OVAL OFFICE, D.C. — President Obama, as well as numerous political and public officials, have taken to the airwaves to begin damage control following the controversial result of the non-indictment of Michael Brown’s killer, Darren Wilson.

Due to dangerous conditions, these figures have unanimously agreed that all citizens should remain safely sheltered from all forms of social media for the next 24 to 48 hours.

“We can’t know the full impact of this verdict until we’re removed from it by a day or two. Until that point, we would strongly advise all Americans resist logging in to Facebook, Twitter, and Yik Yak until the situation has calmed down,” stated President Obama.

Obama’s press secretary went on to cite specifics, noting that such Internet platforms contained dangers including “lengthy rants,” “ad hominem attacks,” “dangerous levels of hashtag,” and, “distrust or ignorance of the United States legal system.” All of which, in combination, can produce a dangerous chemical reaction to catalyze profile blocks and unfollows.

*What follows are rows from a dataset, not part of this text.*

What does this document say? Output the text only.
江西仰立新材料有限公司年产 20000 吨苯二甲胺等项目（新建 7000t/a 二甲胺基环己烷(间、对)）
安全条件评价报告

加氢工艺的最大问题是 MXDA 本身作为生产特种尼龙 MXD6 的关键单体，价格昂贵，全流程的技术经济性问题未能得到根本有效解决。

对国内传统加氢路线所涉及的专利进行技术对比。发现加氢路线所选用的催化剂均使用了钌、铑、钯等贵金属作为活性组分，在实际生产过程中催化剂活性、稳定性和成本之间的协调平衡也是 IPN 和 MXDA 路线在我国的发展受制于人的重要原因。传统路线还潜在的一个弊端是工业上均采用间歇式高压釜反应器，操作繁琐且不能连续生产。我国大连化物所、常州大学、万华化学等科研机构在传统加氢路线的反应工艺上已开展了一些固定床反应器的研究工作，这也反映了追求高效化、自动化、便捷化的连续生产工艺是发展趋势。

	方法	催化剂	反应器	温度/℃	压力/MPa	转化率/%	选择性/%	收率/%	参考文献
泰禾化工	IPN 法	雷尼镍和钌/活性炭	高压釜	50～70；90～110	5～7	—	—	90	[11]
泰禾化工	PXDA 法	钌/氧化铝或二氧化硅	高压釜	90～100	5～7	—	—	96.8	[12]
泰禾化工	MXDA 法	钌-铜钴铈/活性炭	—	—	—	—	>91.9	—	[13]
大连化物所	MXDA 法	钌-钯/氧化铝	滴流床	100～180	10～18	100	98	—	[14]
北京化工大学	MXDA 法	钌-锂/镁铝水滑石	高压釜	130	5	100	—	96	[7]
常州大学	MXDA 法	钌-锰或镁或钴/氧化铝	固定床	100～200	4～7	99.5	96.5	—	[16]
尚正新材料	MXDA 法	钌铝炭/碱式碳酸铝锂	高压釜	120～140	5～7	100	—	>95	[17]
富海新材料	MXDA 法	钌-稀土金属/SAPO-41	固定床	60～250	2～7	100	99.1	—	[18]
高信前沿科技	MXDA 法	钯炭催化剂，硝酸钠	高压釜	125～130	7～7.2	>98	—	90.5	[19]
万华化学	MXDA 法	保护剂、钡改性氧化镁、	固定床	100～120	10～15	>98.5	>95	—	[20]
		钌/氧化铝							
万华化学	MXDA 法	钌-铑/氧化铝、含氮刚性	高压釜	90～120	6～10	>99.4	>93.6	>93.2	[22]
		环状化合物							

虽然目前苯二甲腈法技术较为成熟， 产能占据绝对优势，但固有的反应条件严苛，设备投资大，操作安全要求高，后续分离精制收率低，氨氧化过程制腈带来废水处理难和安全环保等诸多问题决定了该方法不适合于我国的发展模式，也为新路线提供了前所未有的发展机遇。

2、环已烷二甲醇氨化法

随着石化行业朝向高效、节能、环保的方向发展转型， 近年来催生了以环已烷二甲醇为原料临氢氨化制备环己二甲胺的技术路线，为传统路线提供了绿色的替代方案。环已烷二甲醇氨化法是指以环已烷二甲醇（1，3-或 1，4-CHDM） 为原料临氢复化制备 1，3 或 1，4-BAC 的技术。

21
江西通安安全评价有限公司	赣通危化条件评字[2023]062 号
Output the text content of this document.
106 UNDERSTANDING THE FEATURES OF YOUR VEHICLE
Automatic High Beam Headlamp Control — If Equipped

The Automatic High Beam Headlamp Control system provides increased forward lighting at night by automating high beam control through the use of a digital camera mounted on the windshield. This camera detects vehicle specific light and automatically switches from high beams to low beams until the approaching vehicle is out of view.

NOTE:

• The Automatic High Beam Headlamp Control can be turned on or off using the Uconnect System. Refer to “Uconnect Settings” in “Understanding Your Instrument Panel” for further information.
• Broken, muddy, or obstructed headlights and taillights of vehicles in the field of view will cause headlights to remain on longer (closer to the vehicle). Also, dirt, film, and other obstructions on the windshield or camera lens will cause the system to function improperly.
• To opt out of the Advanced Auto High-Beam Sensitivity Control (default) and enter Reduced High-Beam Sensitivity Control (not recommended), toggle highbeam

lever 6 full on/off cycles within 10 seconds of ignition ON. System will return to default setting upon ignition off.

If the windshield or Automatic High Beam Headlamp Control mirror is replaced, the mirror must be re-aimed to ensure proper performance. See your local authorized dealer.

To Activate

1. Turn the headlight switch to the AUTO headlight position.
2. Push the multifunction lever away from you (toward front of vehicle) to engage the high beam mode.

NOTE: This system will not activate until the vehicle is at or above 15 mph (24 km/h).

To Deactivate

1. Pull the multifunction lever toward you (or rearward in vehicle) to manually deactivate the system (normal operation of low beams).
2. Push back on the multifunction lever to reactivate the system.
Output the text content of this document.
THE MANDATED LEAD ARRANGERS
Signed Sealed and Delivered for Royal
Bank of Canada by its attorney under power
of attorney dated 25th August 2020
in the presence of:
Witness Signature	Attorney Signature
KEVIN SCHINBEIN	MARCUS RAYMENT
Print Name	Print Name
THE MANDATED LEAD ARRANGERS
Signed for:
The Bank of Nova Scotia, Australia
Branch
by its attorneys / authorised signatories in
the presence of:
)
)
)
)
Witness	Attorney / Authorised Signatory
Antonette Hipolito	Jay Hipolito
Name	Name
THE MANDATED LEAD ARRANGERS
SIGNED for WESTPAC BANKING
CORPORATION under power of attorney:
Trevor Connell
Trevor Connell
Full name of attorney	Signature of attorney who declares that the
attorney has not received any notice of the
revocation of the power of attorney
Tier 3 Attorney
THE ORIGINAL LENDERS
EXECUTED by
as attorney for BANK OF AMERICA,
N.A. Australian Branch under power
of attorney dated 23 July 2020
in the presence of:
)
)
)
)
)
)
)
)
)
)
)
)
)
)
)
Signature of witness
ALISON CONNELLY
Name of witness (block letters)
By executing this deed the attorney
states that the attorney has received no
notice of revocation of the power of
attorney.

The President and his staff will use traditional means of communication – such as television and radio – to let the nation know when a return to social media is safe. In the meantime, regular social media users should protect themselves in safe wifi-free zones, and allow law enforcement to maintain calm on the web.

At press time, Google+ and LinkedIn were in no danger of vicious political opinionating or usage of any sort.